Meski demikian, Rahmi menilai cabang-cabang baru di luar Jawa Barat dan Banten masih terkonsentrasi dalam mengeruk dana masyarakat.
"Cabang-cabang di luar Jawa Barat dan Banten itu berkontribusi mendekati 25% dari total DPK dan paling sukses ekspansi ialah ke Jakarta yang menyumbang 23% dari total DPK," katanya.
Rahmi mengatakan perseroan memiliki 37 cabang dan 152 sub-cabang yang tersebar di Jawa Barat dan Banten. Sebaran itu mengamankan 19% pangsa pasar DPK. BJB juga ditopang 14 cabang pembantu dan 20 sub-cabang yang tersebar di Sumatra, Kalimantan, Sulawesi, Bali, dan wilayah lain di Pulau Jawa.
Kim Eng Securities memperkirakan tahun 2011 ini pertumbuhan kredit BJB mencapai 27% seiring dengan adanya rencana memperluas ekspansi di Sumatra, Kalimantan dan daerah lain di Pulau Jawa seperti Bandar Lampung, Banjarmasin, Solo Jogjakarta, Manado, Samarinda, dan Kediri.
"Perluasan itu sebetulnya karena ada peningkatan permintaan dari pelanggan di area lain sehingga lebih luas. Itu juga bertujuan mengintegrasikan keinginan perseroan dalam melayani pelanggan dan ambisi menjadi salah satu dari 10 bank papan atas di Indonesia," lanjut Rahmi.
Rahmi menilai perjalanan menjadi bank papan atas bukan hal yang tak mungkin mengingat dengan total aset per kuartal I/2011 yang mencapai Rp46,7 triliun itu sudah mengantarkan BJB menjadi terbesar di regional tetapi baru di posisi 14 untuk seluruh bank umum di Indonesia.
Risiko NPL
Dari sudut pandang itu, Rahmi menilai pilihan memperluas jaringan dan pinjaman di luar kandang tentunya berpotensi meningkatkan tingkat kredit bermasalah (non performing loan/NPL).
Bisa diartikan perseroan tentu menyiapkan biaya provisi yang cukup tinggi dibandingkan dengan sebelumnya sehingga berpengaruh pada jumlah pendapatan yang dikeruk. Selama ini, DPK yang berhubungan dengan PNS dan aparat pemerintah memang tinggi mencapai 61% dari total DPK pada kuartal I/2011.

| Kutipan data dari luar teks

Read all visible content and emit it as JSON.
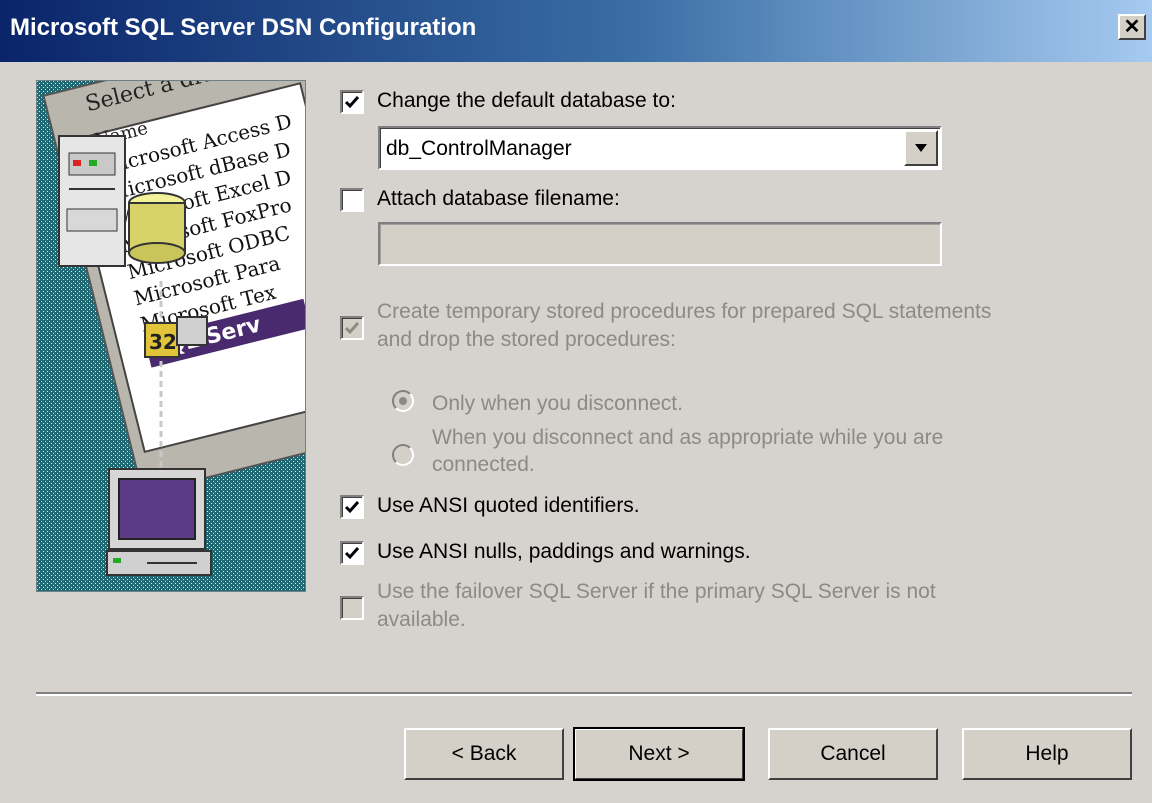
{
  "window": {
    "title": "Microsoft SQL Server DSN Configuration",
    "close_label": "✕"
  },
  "illustration": {
    "header": "Select a driver for",
    "column": "Name",
    "drivers": [
      "Microsoft Access D",
      "Microsoft dBase D",
      "Microsoft Excel D",
      "Microsoft FoxPro",
      "Microsoft ODBC",
      "Microsoft Para",
      "Microsoft Tex",
      "SQL Serv"
    ],
    "badge": "32"
  },
  "options": {
    "change_db": {
      "label": "Change the default database to:",
      "checked": true
    },
    "database": {
      "value": "db_ControlManager"
    },
    "attach_db": {
      "label": "Attach database filename:",
      "checked": false,
      "value": ""
    },
    "temp_procs": {
      "label_line1": "Create temporary stored procedures for prepared SQL statements",
      "label_line2": "and drop the stored procedures:",
      "checked": true,
      "enabled": false
    },
    "radio_disconnect": {
      "label": "Only when you disconnect.",
      "selected": true
    },
    "radio_appropriate": {
      "label_line1": "When you disconnect and as appropriate while you are",
      "label_line2": "connected.",
      "selected": false
    },
    "ansi_quoted": {
      "label": "Use ANSI quoted identifiers.",
      "checked": true
    },
    "ansi_nulls": {
      "label": "Use ANSI nulls, paddings and warnings.",
      "checked": true
    },
    "failover": {
      "label_line1": "Use the failover SQL Server if the primary SQL Server is not",
      "label_line2": "available.",
      "checked": false,
      "enabled": false
    }
  },
  "buttons": {
    "back": "< Back",
    "next": "Next >",
    "cancel": "Cancel",
    "help": "Help"
  }
}
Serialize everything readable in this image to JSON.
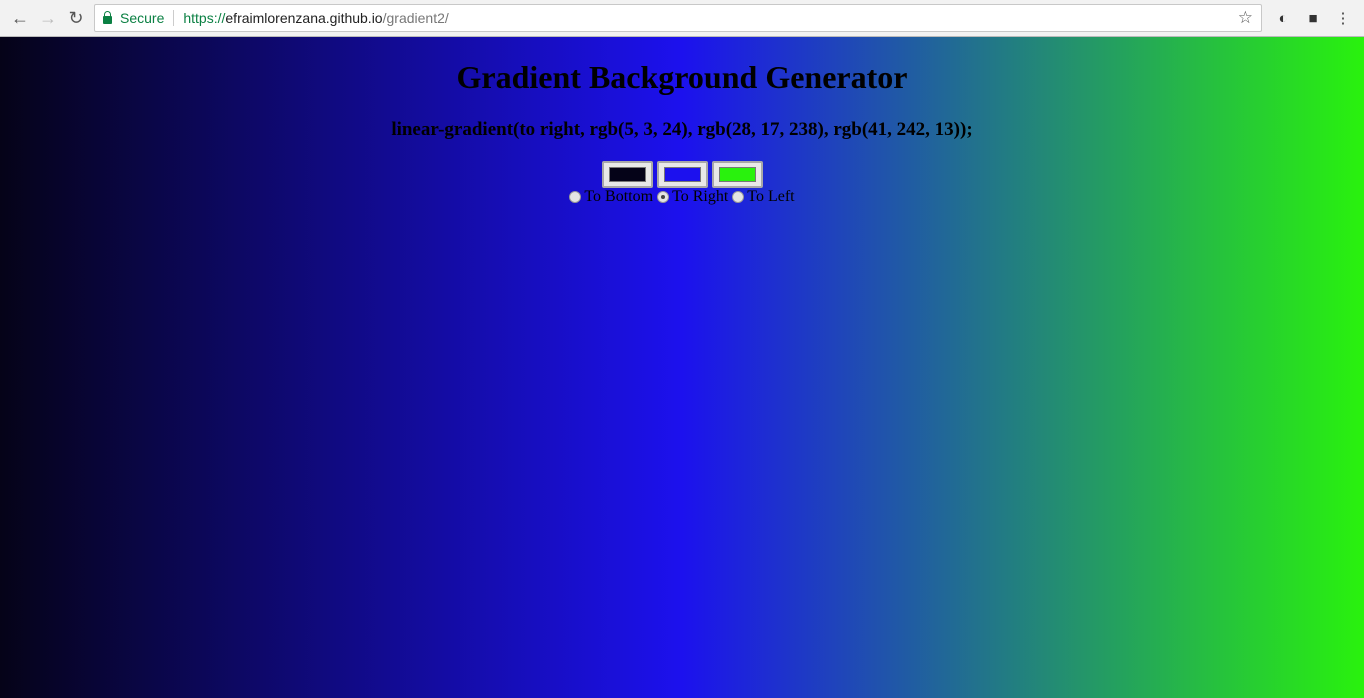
{
  "browser": {
    "secure_label": "Secure",
    "url_scheme": "https://",
    "url_host": "efraimlorenzana.github.io",
    "url_path": "/gradient2/"
  },
  "page": {
    "title": "Gradient Background Generator",
    "css_output": "linear-gradient(to right, rgb(5, 3, 24), rgb(28, 17, 238), rgb(41, 242, 13));",
    "colors": [
      "#050318",
      "#1c11ee",
      "#29f20d"
    ],
    "directions": [
      {
        "label": "To Bottom",
        "checked": false
      },
      {
        "label": "To Right",
        "checked": true
      },
      {
        "label": "To Left",
        "checked": false
      }
    ]
  }
}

Di sisi lain, ekspansi kredit non-organik melalui pembelian portofolio dari BPD lainnya juga tidak mungkin menekan NPL. Keberlanjutan strategi semacam ini sangat tergantung pada rencana ekspansi jaringan dan level LDR/loan to deposit ratio atau rasio pinjaman dan dana pihak ketiga.
Perseroan sebetulnya sudah menerapkan beberapa strategi guna mengurangi ketergantungan terhadap pinjaman kepada PNS misalnya dengan melakukan perjanjian pembelian pinjaman dari bank regional lainnya. BJB juga memberikan pinjaman kepada multifinance.
Pada kuartal I/2011, perseroan memberikan pinjaman sebesar Rp250 miliar kepada PT Adira Dinamika Multifinance dan Rp150 miilar kepada PT Mandala Multifinance.
Pinjaman ini sebetulnya membantu bank untuk mempertahankan rasio NPL mengingat NPL pada segmen ini begitu rendah hanya sebesar 0,18%, jauh di bawah rata-rata NPL 1,86%. Secara keseluruhan NPL BJB terendah kedua setelah PT Bank Central Asia Tbk.
Kim Eng sendiri merekomendasikan beli untuk saham BJB dengan target harga saham pada level Rp1.450 per saham mengingat perseroan memiliki potensi upside dari harga kini. Kim Eng juga memperkirakan pertumbuhan kredit sebesar 27% dan DPK meningkat sebesar 15%.